When you're stuck in traffic or you find a heated confrontation building between you and your co-worker, or with your children or spouse, take a few seconds for some deep breaths, count to 10 or repeat a mantra that helps you regain some calm.

"You'll instantaneously reverse the stress physiology and help yourself feel better," says Dr. Selhub. The sequence to keep in mind: Stop, breathe, reflect (i.e. What is it that's stressing me out? Why am I feeling threatened? Am I over-exaggerating?), then choose (What would be the appropriate way to react to this situation?).


It's all about choice, says Issokson. "I think stress comes because we get so wrapped up that we forget that we always have a choice about how we respond," she says.

So what if you're stuck in traffic? You can't change the situation, but you can choose your response. "I can sit here and be upset and wail on my horn, or I can sit and listen to the music on the radio, think about my loved ones, and I'll get there when I get there," says Issokson.

Do Yourself a Favor

Treat yourself daily to activities or things that make your happy, whether it's getting a massage, taking a walk with the dog, giving in to a chocolate craving.

"One of the big problems, especially for women, is that they don't know how to take time out for themselves," says Dr. Selhub. "Self-nurturance is about recognizing your needs, recognizing your weaknesses, recognizing your strengths and then embellishing on that," says Dr.
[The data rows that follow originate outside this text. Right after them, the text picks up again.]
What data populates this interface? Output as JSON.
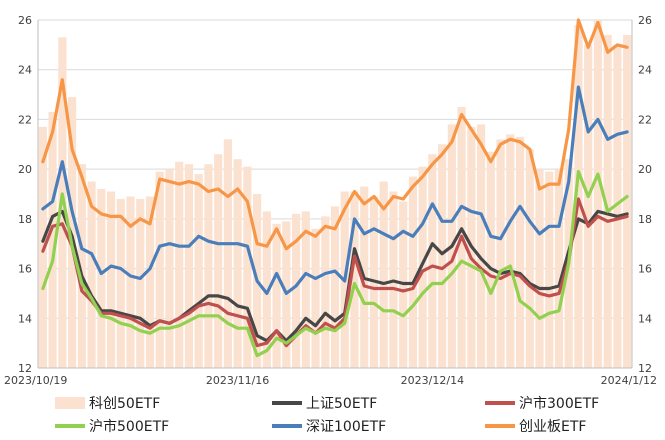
{
  "chart_data": {
    "type": "line",
    "title": "",
    "xlabel": "",
    "ylabel": "",
    "ylim": [
      12,
      26
    ],
    "yticks": [
      12,
      14,
      16,
      18,
      20,
      22,
      24,
      26
    ],
    "xtick_labels": [
      {
        "date": "2023/10/19",
        "index": 0
      },
      {
        "date": "2023/11/16",
        "index": 20
      },
      {
        "date": "2023/12/14",
        "index": 40
      },
      {
        "date": "2024/1/12",
        "index": 60
      }
    ],
    "grid": "horizontal",
    "legend_position": "bottom",
    "n_points": 61,
    "series": [
      {
        "name": "科创50ETF",
        "kind": "bar",
        "color": "#fbe2d0",
        "values": [
          21.7,
          22.3,
          25.3,
          22.9,
          20.2,
          19.5,
          19.2,
          19.1,
          18.8,
          18.9,
          18.8,
          18.9,
          19.9,
          20.0,
          20.3,
          20.2,
          19.8,
          20.2,
          20.6,
          21.2,
          20.4,
          20.1,
          19.0,
          18.3,
          17.8,
          17.9,
          18.2,
          18.3,
          17.6,
          18.1,
          18.5,
          19.1,
          19.1,
          19.3,
          18.9,
          19.5,
          19.1,
          18.7,
          19.7,
          20.1,
          20.6,
          21.0,
          21.8,
          22.5,
          21.7,
          21.8,
          20.7,
          21.2,
          21.4,
          21.3,
          20.8,
          20.0,
          19.9,
          20.0,
          20.4,
          25.8,
          25.0,
          26.0,
          25.4,
          25.0,
          25.4
        ]
      },
      {
        "name": "上证50ETF",
        "kind": "line",
        "color": "#474747",
        "values": [
          17.1,
          18.1,
          18.3,
          17.3,
          15.7,
          14.9,
          14.3,
          14.3,
          14.2,
          14.1,
          14.0,
          13.7,
          13.9,
          13.8,
          14.0,
          14.3,
          14.6,
          14.9,
          14.9,
          14.8,
          14.5,
          14.4,
          13.3,
          13.1,
          13.5,
          13.1,
          13.5,
          14.0,
          13.7,
          14.2,
          13.9,
          14.2,
          16.8,
          15.6,
          15.5,
          15.4,
          15.5,
          15.4,
          15.4,
          16.2,
          17.0,
          16.6,
          16.9,
          17.6,
          16.9,
          16.4,
          16.0,
          15.8,
          15.9,
          15.8,
          15.4,
          15.2,
          15.2,
          15.3,
          16.7,
          18.0,
          17.8,
          18.3,
          18.2,
          18.1,
          18.2
        ]
      },
      {
        "name": "沪市300ETF",
        "kind": "line",
        "color": "#c0504d",
        "values": [
          16.7,
          17.7,
          17.8,
          16.9,
          15.1,
          14.7,
          14.2,
          14.2,
          14.1,
          14.0,
          13.8,
          13.6,
          13.9,
          13.8,
          14.0,
          14.2,
          14.5,
          14.6,
          14.5,
          14.2,
          14.1,
          14.0,
          12.9,
          13.0,
          13.5,
          12.9,
          13.3,
          13.7,
          13.4,
          13.8,
          13.6,
          14.0,
          16.5,
          15.3,
          15.2,
          15.2,
          15.2,
          15.1,
          15.2,
          15.9,
          16.1,
          16.0,
          16.3,
          17.3,
          16.4,
          16.0,
          15.7,
          15.6,
          15.8,
          15.7,
          15.3,
          15.0,
          14.9,
          15.0,
          16.3,
          18.8,
          17.7,
          18.1,
          17.9,
          18.0,
          18.1
        ]
      },
      {
        "name": "沪市500ETF",
        "kind": "line",
        "color": "#92d050",
        "values": [
          15.2,
          16.3,
          19.0,
          16.9,
          15.4,
          14.8,
          14.1,
          14.0,
          13.8,
          13.7,
          13.5,
          13.4,
          13.6,
          13.6,
          13.7,
          13.9,
          14.1,
          14.1,
          14.1,
          13.8,
          13.6,
          13.6,
          12.5,
          12.7,
          13.2,
          13.0,
          13.3,
          13.6,
          13.4,
          13.6,
          13.5,
          13.8,
          15.4,
          14.6,
          14.6,
          14.3,
          14.3,
          14.1,
          14.5,
          15.0,
          15.4,
          15.4,
          15.8,
          16.3,
          16.1,
          15.9,
          15.0,
          15.9,
          16.1,
          14.7,
          14.4,
          14.0,
          14.2,
          14.3,
          16.2,
          19.9,
          18.9,
          19.8,
          18.3,
          18.6,
          18.9
        ]
      },
      {
        "name": "深证100ETF",
        "kind": "line",
        "color": "#4a7ebb",
        "values": [
          18.4,
          18.7,
          20.3,
          18.3,
          16.8,
          16.6,
          15.8,
          16.1,
          16.0,
          15.7,
          15.6,
          16.0,
          16.9,
          17.0,
          16.9,
          16.9,
          17.3,
          17.1,
          17.0,
          17.0,
          17.0,
          16.9,
          15.5,
          15.0,
          15.8,
          15.0,
          15.3,
          15.8,
          15.6,
          15.8,
          15.9,
          15.5,
          18.0,
          17.4,
          17.6,
          17.4,
          17.2,
          17.5,
          17.3,
          17.8,
          18.6,
          17.9,
          17.9,
          18.5,
          18.3,
          18.2,
          17.3,
          17.2,
          17.9,
          18.5,
          17.9,
          17.4,
          17.7,
          17.7,
          19.5,
          23.3,
          21.5,
          22.0,
          21.2,
          21.4,
          21.5
        ]
      },
      {
        "name": "创业板ETF",
        "kind": "line",
        "color": "#f79646",
        "values": [
          20.3,
          21.5,
          23.6,
          20.8,
          19.7,
          18.5,
          18.2,
          18.1,
          18.1,
          17.7,
          18.0,
          17.8,
          19.6,
          19.5,
          19.4,
          19.5,
          19.4,
          19.1,
          19.2,
          18.9,
          19.2,
          18.7,
          17.0,
          16.9,
          17.6,
          16.8,
          17.1,
          17.5,
          17.3,
          17.7,
          17.6,
          18.4,
          19.1,
          18.6,
          18.9,
          18.4,
          18.9,
          18.8,
          19.3,
          19.7,
          20.2,
          20.6,
          21.1,
          22.2,
          21.6,
          21.0,
          20.3,
          21.0,
          21.2,
          21.1,
          20.8,
          19.2,
          19.4,
          19.4,
          21.6,
          26.0,
          24.9,
          25.9,
          24.7,
          25.0,
          24.9
        ]
      }
    ]
  }
}
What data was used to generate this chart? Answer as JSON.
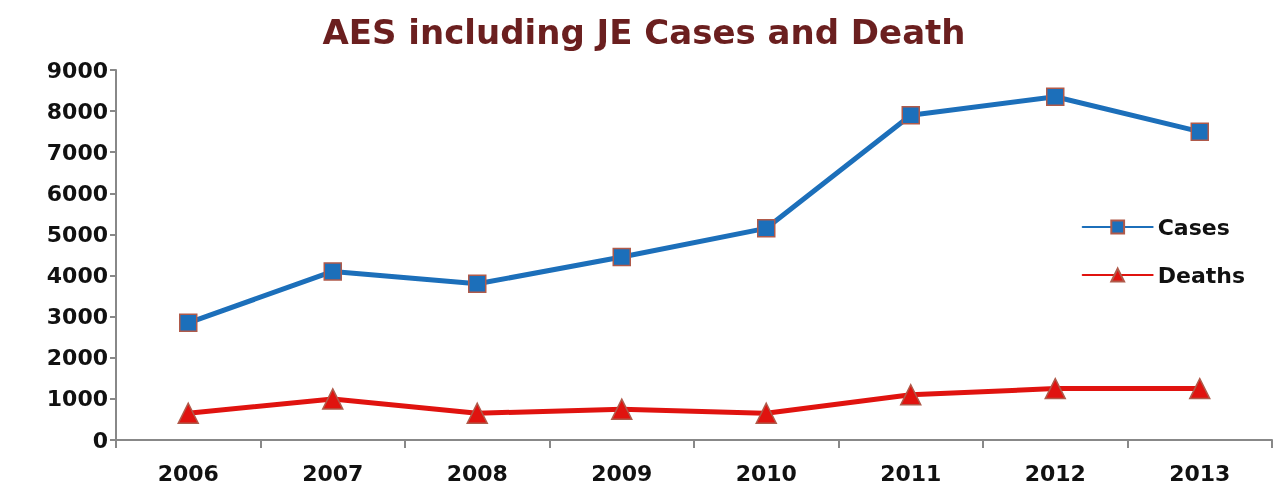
{
  "chart_data": {
    "type": "line",
    "title": "AES including JE Cases and Death",
    "categories": [
      "2006",
      "2007",
      "2008",
      "2009",
      "2010",
      "2011",
      "2012",
      "2013"
    ],
    "series": [
      {
        "name": "Cases",
        "color": "#1c6fba",
        "marker": "square",
        "values": [
          2850,
          4100,
          3800,
          4450,
          5150,
          7900,
          8350,
          7500
        ]
      },
      {
        "name": "Deaths",
        "color": "#e0130f",
        "marker": "triangle",
        "values": [
          650,
          1000,
          650,
          750,
          650,
          1100,
          1250,
          1250
        ]
      }
    ],
    "ylim": [
      0,
      9000
    ],
    "yticks": [
      0,
      1000,
      2000,
      3000,
      4000,
      5000,
      6000,
      7000,
      8000,
      9000
    ],
    "grid": false,
    "legend": "right",
    "line_style": "solid"
  }
}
Selhub.

Jennifer Louden, author of "The Comfort Queen's Guide to Life" and "The Woman's Comfort Book," has these favorites for lifting spirits: showers by candlelight in the winter, reading her favorite poetry (or listening to favorite tunes), walks, and selecting particularly sumptuous, but comfortable, clothes.

Louden, who is writing another book called "The Mood Changer," to be released in 2002, advises coming up with a repertoire of feel-good rituals ahead of time so that when you're down in the dumps or overwhelmed, you aren't pressed for remedies.

Or break the monotony — change your hair color, cut your hair, buy something new, or take a different route to work. "It gives you that feeling that you're not in a rut, that your life isn't stagnant, that you have the control and ability to change something in your life, even though it's just minor," says Dr. Selhub.

Balanced nutrition and regular exercise also go a long way to help make you feel good, and each one can enhance the other, says Jane Kirby, a nutritionist in Charlotte, Vt. and author of "Dieting for Dummies."

"When exercise becomes a personal commitment, people automatically change their eating habits," says Kirby. "Exercise kind of puts you in touch with how your body works and how your body feels."